President Donald Trump promised his administration would continue to be “very tough” of the communist regime of Cuba and its Venezuelan proxy in an exclusive Spanish-language interview with Univisión during his visit to Hialeah, Florida, on Monday.
Trump visited Hialeah—a working class, majority Cuban-American community—to promote job creation in the country’s Latin American community.
Sitting down with Univisión 23’s Ninoska Pérez Castellón, Trump agreed with the interviewer that the promotion of CIA director Mike Pompeo to the Secretary of State position and the replacement of H.R. McMaster with new National Security Advisor John Bolton were a sign that his administration was preparing to get tougher on human rights violators.
“John has worked very well, is very in favor of the struggle in Cuba and Venezuela for justice,” Trump told Pérez. “The governments have been very unjust to the people there, as you know. [Former President Barack] Obama gave it all up, I have recovered that. We have been very tough on Cuba because we want the people to have freedom.”
Trump lamented that many Americans “don’t even know” the suffering of the Cuban people and the diaspora following the 1959 revolution, and expressed gratitude for the support that the largely conservative Cuban- and Venezuelan-American communities. “As you know, I have great support from the Cuban people here, and from the Venezuelans, we have been very strong regarding Venezuela.”
“We are in the process of doing even more,” Trump promised. “We have this very much under control.”
President Trump has been consistent for decades in supporting the Cuban exile community. While he has not helped Cuban refugees fleeing political persecution stay legally in the United States—Trump has not overturned President Obama’s repeal of the “wet foot/dry foot” policy, which some Cubans alleged was a move to punish Cubans for supporting Trump—he has delivered a variety of speeches promising support for the community.
The Trump administration more broadly has repeatedly promised support for both victims of the Cuban and Venezuelan regimes.
Last weekend, speaking at the Summit of the Americas, Vice President Mike Pence urged attendees—of which President Trump was not one—to help bring about regime change in both countries.
“As we speak, a tired communist regime continues to impoverish its people and deny their most fundamental rights in Cuba,” Pence said. “The Castro regime has systematically sapped the wealth of a great nation and stolen the lives of a proud people. Our administration has taken decisive action to stand with the Cuban people, and stand up to their oppressors.”

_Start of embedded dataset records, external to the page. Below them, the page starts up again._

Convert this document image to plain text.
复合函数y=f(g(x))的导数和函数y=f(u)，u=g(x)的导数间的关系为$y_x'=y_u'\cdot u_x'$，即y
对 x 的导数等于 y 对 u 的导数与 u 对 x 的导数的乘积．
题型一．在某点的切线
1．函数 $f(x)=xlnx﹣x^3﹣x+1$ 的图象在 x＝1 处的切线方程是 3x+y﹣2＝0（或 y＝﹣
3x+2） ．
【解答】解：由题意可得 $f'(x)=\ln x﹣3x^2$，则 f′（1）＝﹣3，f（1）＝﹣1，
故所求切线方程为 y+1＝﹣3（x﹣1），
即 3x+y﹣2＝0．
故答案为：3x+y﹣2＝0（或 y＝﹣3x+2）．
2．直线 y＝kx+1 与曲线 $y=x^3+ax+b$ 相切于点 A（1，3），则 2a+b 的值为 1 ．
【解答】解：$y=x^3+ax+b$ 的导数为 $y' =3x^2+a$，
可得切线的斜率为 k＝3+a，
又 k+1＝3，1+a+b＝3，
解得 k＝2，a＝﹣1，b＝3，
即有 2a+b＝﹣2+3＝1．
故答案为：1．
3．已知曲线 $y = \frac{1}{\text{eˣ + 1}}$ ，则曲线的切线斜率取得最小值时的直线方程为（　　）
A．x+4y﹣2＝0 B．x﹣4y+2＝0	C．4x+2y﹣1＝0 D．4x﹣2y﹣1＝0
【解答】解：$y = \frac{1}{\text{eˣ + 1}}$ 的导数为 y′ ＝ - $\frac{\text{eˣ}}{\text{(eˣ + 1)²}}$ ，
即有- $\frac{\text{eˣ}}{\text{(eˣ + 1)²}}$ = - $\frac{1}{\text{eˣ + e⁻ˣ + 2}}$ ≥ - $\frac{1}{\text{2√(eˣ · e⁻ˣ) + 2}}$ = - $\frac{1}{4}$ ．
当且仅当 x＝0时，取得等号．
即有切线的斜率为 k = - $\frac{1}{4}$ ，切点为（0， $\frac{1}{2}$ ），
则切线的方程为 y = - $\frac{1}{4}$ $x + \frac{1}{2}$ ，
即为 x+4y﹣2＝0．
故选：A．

“No longer will the United States fund Cuba’s military, security and intelligence services—the core of that despotic regime. And the United States will continue to support the Cuban people as they stand and call for freedom,” he vowed.
Of Venezuela, Pence said, “In Venezuela, as in Cuba, the tragedy of tyranny is on full display. As this body knows well, Venezuela was one of our hemisphere’s richest nations once, and not too long ago. It is now among the poorest.”
The Cuban regime has currently begun a process to replace Raúl Castro in the largely ceremonial post of “president,” while the dictator will remain the head of the Communist Party, constitutionally the most powerful political entity in the country. The U.S. State Department expressed pessimism at the idea that the transition will result in greater freedom for the Cuban people.
“As we watch what’s taken place at the Cuba national assembly, we certainly see that that’s not a democratic transition. So when we see that something is not a democratic transition, that’s of great concern to us,” State Department spokeswoman Heather Nauert told reporters during a regular press briefing on Tuesday. “We would like citizens to be able to have a say in their political outcomes, and this certainly does not seem like regular folks will have a say.”
“We hope that Cuba’s new president will listen to the Cuban people. We’re not sure that that’s going to happen,” Nauert added.
The likely successor to Raúl Castro is current Vice President Miguel Díaz-Canel, a hardline communist who has openly admitted to keeping opposition voices out of the nation’s legislature and condemned moves to improve relations with the United States.
In addition to recent statements from Trump officials, the Trump National Security Strategy (NSS) specifically identified Cuba and Venezuela as threats.
“In Venezuela and Cuba, governments cling to anachronistic leftist authoritarian models that continue to fail their people,” the NSS warned. “Competitors have found operating space in the hemisphere. China seeks to pull the region into its orbit through state-led investments and loans. Russia continues its failed politics of the Cold War by bolstering its radical Cuban allies as Cuba continues to repress its citizens.”
Trump’s largest event addressing the Cuban and Venezuelan crises occurred last year in Miami, where he announced a complete pivot away from President Obama’s conciliatory policies towards the Castro regime. At that event, Trump made sure to place prominent victims of Havana’s violent policies front and center, including the families of the U.S. citizens killed by Cuban pilots in 1994 while working for Brothers to the Rescue, an independent group conducting rescue operations for Cubans attemping to reach the United States via makeshift rafts.